Nach Google, Mobile Commerce und Social Shopping steht der nächste große Umbruch im digitalen Handel bevor. Diesmal verändert sich nicht der Zugang zum Kunden – sondern der Entscheider.

Die KI empfiehlt, wen sie versteht — was Agentic Commerce für Online-Shops bedeutet

creativestyle | KI-Beratung: Die KI empfiehlt, wen sie versteht

München – 08. Juli 2026 | Seit fast drei Jahrzehnten verändert Technologie die Spielregeln des digitalen Handels. Google machte Produkte erstmals für Millionen Menschen auffindbar. Das Smartphone brachte den Einkauf in die Hosentasche. Social Media und Plattformen wie Instagram oder TikTok verwandelten Inhalte in Verkaufskanäle. Mit Generative AI begann schließlich auch die Suche selbst, sich grundlegend zu verändern.Nach Einschätzung der Münchner E-Commerce-Agentur creativestyle steht der Handel nun vor der nächsten Entwicklungsstufe. Mit dem sogenannten Agentic Commerce suchen, vergleichen und bewerten KI-Systeme Produkte zunehmend eigenständig und bereiten damit Kaufentscheidungen vor, noch bevor Menschen einen Online-Shop besuchen. Die nötige Reichweite ist längst erreicht: ChatGPT kommt inzwischen auf rund eine Milliarde aktive App-Nutzerinnen und -Nutzer pro Monat1, Google Gemini auf rund 900 Millionen2.Für Unternehmen bedeutet das einen grundlegenden Perspektivwechsel. Sie konkurrieren künftig nicht mehr ausschließlich um die Aufmerksamkeit potenzieller Kunden, sondern auch um die Empfehlung künstlicher Intelligenz. Aus Sicht von creativestyle ist das die tiefgreifendste Veränderung des digitalen Handels seit dem Aufstieg der Suchmaschinen.
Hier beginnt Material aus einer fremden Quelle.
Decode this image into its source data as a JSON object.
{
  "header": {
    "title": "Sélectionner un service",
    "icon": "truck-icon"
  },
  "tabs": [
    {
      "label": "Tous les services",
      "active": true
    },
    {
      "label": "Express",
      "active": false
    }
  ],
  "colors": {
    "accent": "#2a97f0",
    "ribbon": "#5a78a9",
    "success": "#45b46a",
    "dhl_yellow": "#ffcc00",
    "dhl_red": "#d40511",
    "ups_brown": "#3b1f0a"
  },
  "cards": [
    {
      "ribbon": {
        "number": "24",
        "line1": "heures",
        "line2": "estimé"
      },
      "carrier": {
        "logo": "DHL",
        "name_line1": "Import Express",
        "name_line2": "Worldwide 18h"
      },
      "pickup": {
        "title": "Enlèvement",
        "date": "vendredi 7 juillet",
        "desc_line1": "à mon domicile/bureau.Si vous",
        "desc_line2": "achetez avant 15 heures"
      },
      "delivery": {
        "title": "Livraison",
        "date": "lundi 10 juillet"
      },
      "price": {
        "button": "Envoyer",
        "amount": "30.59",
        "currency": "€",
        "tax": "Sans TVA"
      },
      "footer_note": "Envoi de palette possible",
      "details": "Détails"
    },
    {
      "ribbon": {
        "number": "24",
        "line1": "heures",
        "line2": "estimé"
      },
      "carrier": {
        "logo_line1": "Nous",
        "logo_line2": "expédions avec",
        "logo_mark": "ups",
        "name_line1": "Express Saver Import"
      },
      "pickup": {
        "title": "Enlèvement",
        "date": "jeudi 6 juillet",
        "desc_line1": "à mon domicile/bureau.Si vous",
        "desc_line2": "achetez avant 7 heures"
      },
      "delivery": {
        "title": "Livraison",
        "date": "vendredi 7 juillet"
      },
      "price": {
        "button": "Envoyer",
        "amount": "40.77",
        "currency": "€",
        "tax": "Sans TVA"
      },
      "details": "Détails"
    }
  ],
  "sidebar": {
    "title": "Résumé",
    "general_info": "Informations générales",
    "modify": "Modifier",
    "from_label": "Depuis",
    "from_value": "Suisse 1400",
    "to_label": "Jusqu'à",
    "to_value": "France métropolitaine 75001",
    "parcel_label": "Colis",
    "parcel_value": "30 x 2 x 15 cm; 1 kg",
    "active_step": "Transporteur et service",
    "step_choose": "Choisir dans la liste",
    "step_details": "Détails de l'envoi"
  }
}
Nicht der Kanal verändert sich – sondern der Entscheider
Jede große technologische Entwicklung hat den E-Commerce neu definiert. Google entschied darüber, welche Produkte gefunden wurden. Mobile Commerce veränderte, wann und wo Menschen einkauften. Social Commerce machte Inspiration zu einem festen Bestandteil der Customer Journey.Mit Agentic Commerce verändert sich nun erstmals der eigentliche Entscheider. Die Customer Journey beginnt künftig immer seltener im Online-Shop oder in einer Suchmaschine – sondern im Dialog mit einer künstlichen Intelligenz.
Wer heute einen KI-Assistenten bittet, den passenden Wanderschuh, den besten Bürostuhl oder die richtige Kaffeemaschine zu finden, erhält längst nicht mehr nur eine Liste von Links. KI-Systeme vergleichen Produkte, bewerten Eigenschaften, berücksichtigen Rezensionen und treffen eine Vorauswahl. Der eigentliche Kontakt zwischen Händler und Kunde entsteht häufig erst dann, wenn die Kaufentscheidung bereits weitgehend vorbereitet ist.
Wie stark dieser Einfluss schon heute ist, wird dabei regelmäßig unterschätzt. Laut einer Analyse von Similarweb besuchen Menschen, denen ChatGPT eine Marke empfiehlt, deren Website mit 2,5-fach höherer Wahrscheinlichkeit. Die Similarweb bringt es auf den Punkt: KI besetzt den Anfang der Customer Journey.
Während viele Unternehmen derzeit vor allem diskutieren, wie sie KI in ihren eigenen Shop integrieren, sieht creativestyle die eigentliche Herausforderung an anderer Stelle – nämlich davor: Wie werden Produkte künftig von KI-Systemen gefunden, verstanden und empfohlen? 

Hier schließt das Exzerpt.